Well that’s just wrong. As we know, marriage has varied a lot. Virtually nothing about marriage has persisted throughout every culture. It is in a state of constant change and, though gradual, improvement.

Scalia gets even more intense. He points out that the Supreme Court can’t enforce its rulings without the help of the President:

“Pride, we know, goeth before a fall. The Judiciary … must ultimately depend upon the aid of the executive arm … for the efficacy of its judgments. With each decision of ours that takes from the People a question properly left to them … we move one step closer to being reminded of our impotence.”

It’s hard to tell, but Scalia seems to be predicting that a future administration might refuse to enforce this ruling. That’s pretty much the only way marriage equality could be stopped, and it would be a nuclear option. Essentially, Presidential civil disobedience.

And then there’s this from Thomas:

“human dignity cannot be taken away by the government. Slaves did not lose their dignity … because the government allowed them to be enslaved. Those held in internment camps did not lose their dignity because the government confined them. And those denied governmental benefits certainly do not lose their dignity…”

Did Thomas just mean to defend slavery?
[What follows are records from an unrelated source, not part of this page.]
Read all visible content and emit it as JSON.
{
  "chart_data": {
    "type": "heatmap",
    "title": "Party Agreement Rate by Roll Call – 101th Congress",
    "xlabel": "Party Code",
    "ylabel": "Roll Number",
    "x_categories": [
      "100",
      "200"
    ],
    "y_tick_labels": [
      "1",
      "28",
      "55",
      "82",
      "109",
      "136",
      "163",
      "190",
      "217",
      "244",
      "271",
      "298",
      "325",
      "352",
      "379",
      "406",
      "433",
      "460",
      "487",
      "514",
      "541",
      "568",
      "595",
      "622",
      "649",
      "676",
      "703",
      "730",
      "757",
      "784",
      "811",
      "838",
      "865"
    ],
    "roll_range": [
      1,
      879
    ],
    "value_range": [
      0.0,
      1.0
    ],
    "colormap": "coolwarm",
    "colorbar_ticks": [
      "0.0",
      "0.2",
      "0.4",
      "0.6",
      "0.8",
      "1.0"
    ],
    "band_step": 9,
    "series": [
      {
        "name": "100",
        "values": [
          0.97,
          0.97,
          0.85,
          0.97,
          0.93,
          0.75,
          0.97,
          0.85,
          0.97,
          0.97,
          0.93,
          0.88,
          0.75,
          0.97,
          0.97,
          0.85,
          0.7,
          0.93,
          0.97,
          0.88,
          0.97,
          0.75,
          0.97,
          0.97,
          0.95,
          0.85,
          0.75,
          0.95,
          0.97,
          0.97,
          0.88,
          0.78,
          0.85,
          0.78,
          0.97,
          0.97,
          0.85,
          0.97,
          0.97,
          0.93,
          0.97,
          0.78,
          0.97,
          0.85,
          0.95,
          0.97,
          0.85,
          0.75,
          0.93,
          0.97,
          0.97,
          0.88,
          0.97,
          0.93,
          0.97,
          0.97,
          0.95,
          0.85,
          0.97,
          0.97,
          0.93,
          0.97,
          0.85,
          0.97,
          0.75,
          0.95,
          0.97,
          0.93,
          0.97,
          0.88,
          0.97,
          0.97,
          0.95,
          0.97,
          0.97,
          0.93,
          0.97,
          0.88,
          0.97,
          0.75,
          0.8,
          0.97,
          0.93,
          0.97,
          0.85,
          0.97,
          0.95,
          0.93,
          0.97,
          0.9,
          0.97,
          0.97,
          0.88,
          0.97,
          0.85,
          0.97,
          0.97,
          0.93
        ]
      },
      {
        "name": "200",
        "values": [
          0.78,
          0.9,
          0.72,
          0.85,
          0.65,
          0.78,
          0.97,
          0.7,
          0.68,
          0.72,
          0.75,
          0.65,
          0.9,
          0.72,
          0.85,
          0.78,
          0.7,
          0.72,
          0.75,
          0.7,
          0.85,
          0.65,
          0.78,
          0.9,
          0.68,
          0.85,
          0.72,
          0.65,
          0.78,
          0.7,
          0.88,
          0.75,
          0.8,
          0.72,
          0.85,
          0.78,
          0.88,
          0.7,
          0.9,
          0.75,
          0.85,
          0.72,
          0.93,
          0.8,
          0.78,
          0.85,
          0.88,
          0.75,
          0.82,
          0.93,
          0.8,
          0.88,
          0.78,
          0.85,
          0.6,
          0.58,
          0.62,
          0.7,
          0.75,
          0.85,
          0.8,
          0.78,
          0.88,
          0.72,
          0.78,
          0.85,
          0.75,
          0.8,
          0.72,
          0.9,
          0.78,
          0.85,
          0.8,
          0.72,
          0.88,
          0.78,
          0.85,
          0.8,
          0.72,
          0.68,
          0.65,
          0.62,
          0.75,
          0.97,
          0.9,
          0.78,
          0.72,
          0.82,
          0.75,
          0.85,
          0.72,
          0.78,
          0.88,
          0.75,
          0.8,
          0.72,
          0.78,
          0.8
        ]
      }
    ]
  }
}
Probably not, but he also probably didn’t mean to suggest that banning marriage is similar to slavery and internment.

In his dissent, Roberts begrudgingly admits that marriage changes, writing “the ‘history of marriage is one of both continuity and change,’ but the core meaning of marriage has endured.”
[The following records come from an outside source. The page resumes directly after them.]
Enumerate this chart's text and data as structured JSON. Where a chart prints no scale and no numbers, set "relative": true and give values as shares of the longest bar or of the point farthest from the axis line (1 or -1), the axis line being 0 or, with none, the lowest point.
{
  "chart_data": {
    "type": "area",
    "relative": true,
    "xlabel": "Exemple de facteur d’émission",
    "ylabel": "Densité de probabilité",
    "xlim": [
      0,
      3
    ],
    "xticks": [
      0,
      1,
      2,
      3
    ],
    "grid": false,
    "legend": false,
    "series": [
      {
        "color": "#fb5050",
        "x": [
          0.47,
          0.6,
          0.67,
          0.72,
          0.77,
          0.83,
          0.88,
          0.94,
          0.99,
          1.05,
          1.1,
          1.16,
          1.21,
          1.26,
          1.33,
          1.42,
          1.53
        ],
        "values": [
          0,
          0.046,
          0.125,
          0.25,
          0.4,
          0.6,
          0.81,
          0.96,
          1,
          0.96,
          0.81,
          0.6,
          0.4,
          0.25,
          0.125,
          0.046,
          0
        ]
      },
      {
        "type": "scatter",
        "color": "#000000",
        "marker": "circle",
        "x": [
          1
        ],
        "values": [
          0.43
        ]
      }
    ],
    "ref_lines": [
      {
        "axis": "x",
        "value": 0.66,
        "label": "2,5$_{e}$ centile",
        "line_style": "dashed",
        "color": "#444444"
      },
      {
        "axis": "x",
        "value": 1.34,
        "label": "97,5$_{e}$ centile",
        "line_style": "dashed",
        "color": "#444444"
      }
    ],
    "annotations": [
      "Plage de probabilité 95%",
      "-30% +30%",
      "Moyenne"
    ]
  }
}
And there’s the fundamental disagreement. The core meaning of marriage. Is it, as Kennedy says, an embodiment of “the highest ideals of love, fidelity, devotion, sacrifice, and family”?

Or, is it as Alito says, “the one thing that only an opposite-sex couple can do: procreate.”

Kennedy’s description of marriage sure sounds a lot closer to reality than Alito’s.

Alito also throws in a little scare-mongering:

“I assume that those who cling to old beliefs will be able to whisper their thoughts in the recesses of their homes, but if they repeat those views in public, they will risk being labeled as bigots and treated as such by governments, employers, and schools.”

Oh. So people who are intolerant of those who are different might be labeled as bigots? How unpleasant for them.